Vatican's "underdog" cricket team was given an official blessing by the Pope yesterday during a private audience as it prepares to travel to Britain.
Argentina-born Pope Francis, who is a passionate football fan but knows little about cricket, signed a bat that the team will take with them during their five-match tour of England, which begins on Friday, The Telegraph reported.
41-year-old Father Tony Currer, captain of the Vatican side, is its only Englishman, according to a team list. Alongside him are seven Indians, two Sri Lankans and one Pakistani, aged between 24 and 41. Many of them young seminarians who are training to be priests.

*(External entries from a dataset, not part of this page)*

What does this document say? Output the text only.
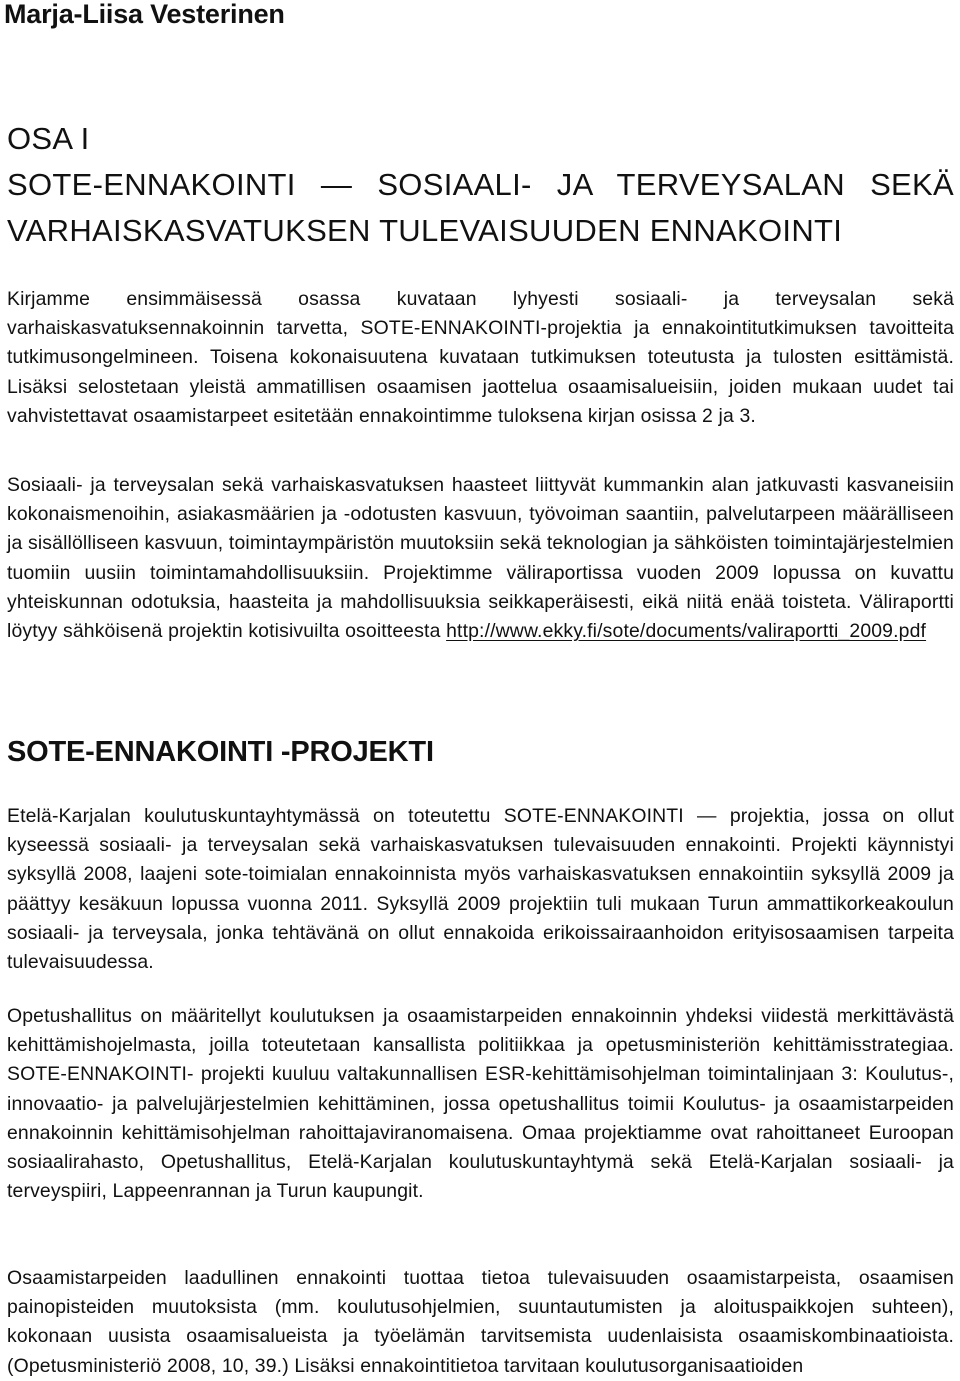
Marja-Liisa Vesterinen
OSA I
SOTE-ENNAKOINTI — SOSIAALI- JA TERVEYSALAN SEKÄ
VARHAISKASVATUKSEN TULEVAISUUDEN ENNAKOINTI

Kirjamme ensimmäisessä osassa kuvataan lyhyesti sosiaali- ja terveysalan sekä varhaiskasvatuksennakoinnin tarvetta, SOTE-ENNAKOINTI-projektia ja ennakointitutkimuksen tavoitteita tutkimusongelmineen. Toisena kokonaisuutena kuvataan tutkimuksen toteutusta ja tulosten esittämistä. Lisäksi selostetaan yleistä ammatillisen osaamisen jaottelua osaamisalueisiin, joiden mukaan uudet tai vahvistettavat osaamistarpeet esitetään ennakointimme tuloksena kirjan osissa 2 ja 3.

Sosiaali- ja terveysalan sekä varhaiskasvatuksen haasteet liittyvät kummankin alan jatkuvasti kasvaneisiin kokonaismenoihin, asiakasmäärien ja -odotusten kasvuun, työvoiman saantiin, palvelutarpeen määrälliseen ja sisällölliseen kasvuun, toimintaympäristön muutoksiin sekä teknologian ja sähköisten toimintajärjestelmien tuomiin uusiin toimintamahdollisuuksiin. Projektimme väliraportissa vuoden 2009 lopussa on kuvattu yhteiskunnan odotuksia, haasteita ja mahdollisuuksia seikkaperäisesti, eikä niitä enää toisteta. Väliraportti löytyy sähköisenä projektin kotisivuilta osoitteesta http://www.ekky.fi/sote/documents/valiraportti_2009.pdf

SOTE-ENNAKOINTI -PROJEKTI

Etelä-Karjalan koulutuskuntayhtymässä on toteutettu SOTE-ENNAKOINTI — projektia, jossa on ollut kyseessä sosiaali- ja terveysalan sekä varhaiskasvatuksen tulevaisuuden ennakointi. Projekti käynnistyi syksyllä 2008, laajeni sote-toimialan ennakoinnista myös varhaiskasvatuksen ennakointiin syksyllä 2009 ja päättyy kesäkuun lopussa vuonna 2011. Syksyllä 2009 projektiin tuli mukaan Turun ammattikorkeakoulun sosiaali- ja terveysala, jonka tehtävänä on ollut ennakoida erikoissairaanhoidon erityisosaamisen tarpeita tulevaisuudessa.

Opetushallitus on määritellyt koulutuksen ja osaamistarpeiden ennakoinnin yhdeksi viidestä merkittävästä kehittämishojelmasta, joilla toteutetaan kansallista politiikkaa ja opetusministeriön kehittämisstrategiaa. SOTE-ENNAKOINTI- projekti kuuluu valtakunnallisen ESR-kehittämisohjelman toimintalinjaan 3: Koulutus-, innovaatio- ja palvelujärjestelmien kehittäminen, jossa opetushallitus toimii Koulutus- ja osaamistarpeiden ennakoinnin kehittämisohjelman rahoittajaviranomaisena. Omaa projektiamme ovat rahoittaneet Euroopan sosiaalirahasto, Opetushallitus, Etelä-Karjalan koulutuskuntayhtymä sekä Etelä-Karjalan sosiaali- ja terveyspiiri, Lappeenrannan ja Turun kaupungit.

Osaamistarpeiden laadullinen ennakointi tuottaa tietoa tulevaisuuden osaamistarpeista, osaamisen painopisteiden muutoksista (mm. koulutusohjelmien, suuntautumisten ja aloituspaikkojen suhteen), kokonaan uusista osaamisalueista ja työelämän tarvitsemista uudenlaisista osaamiskombinaatioista. (Opetusministeriö 2008, 10, 39.) Lisäksi ennakointitietoa tarvitaan koulutusorganisaatioiden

Lining up for photographs on a shaded lawn overlooking St Peter's Basilica and the terracotta roofs of the Vatican City State, the team yesterday said they were looking forward to the unusual confrontation between the two faiths, nearly 500 years after Henry VIII provoked the schism between Canterbury and Rome.
"Hopefully nothing will be picked up by the stump microphones but when you play you play to win," he was quoted as saying.
"We're going over there to beat them, to play to the maximum. But we'll certainly play in the spirit of the game," said Jery Njaliath, 36, a priest from Kerala.
"I don't think there'll be any sledging. When we are on tour we're representing Pope Francis and I don't think he would approve of that," he said.
Father Eamonn O'Higgins, the manager and "spiritual director" of the team, said: "We are the rank underdogs. None of us has played first class cricket. The boys have not had a lot of time to practice.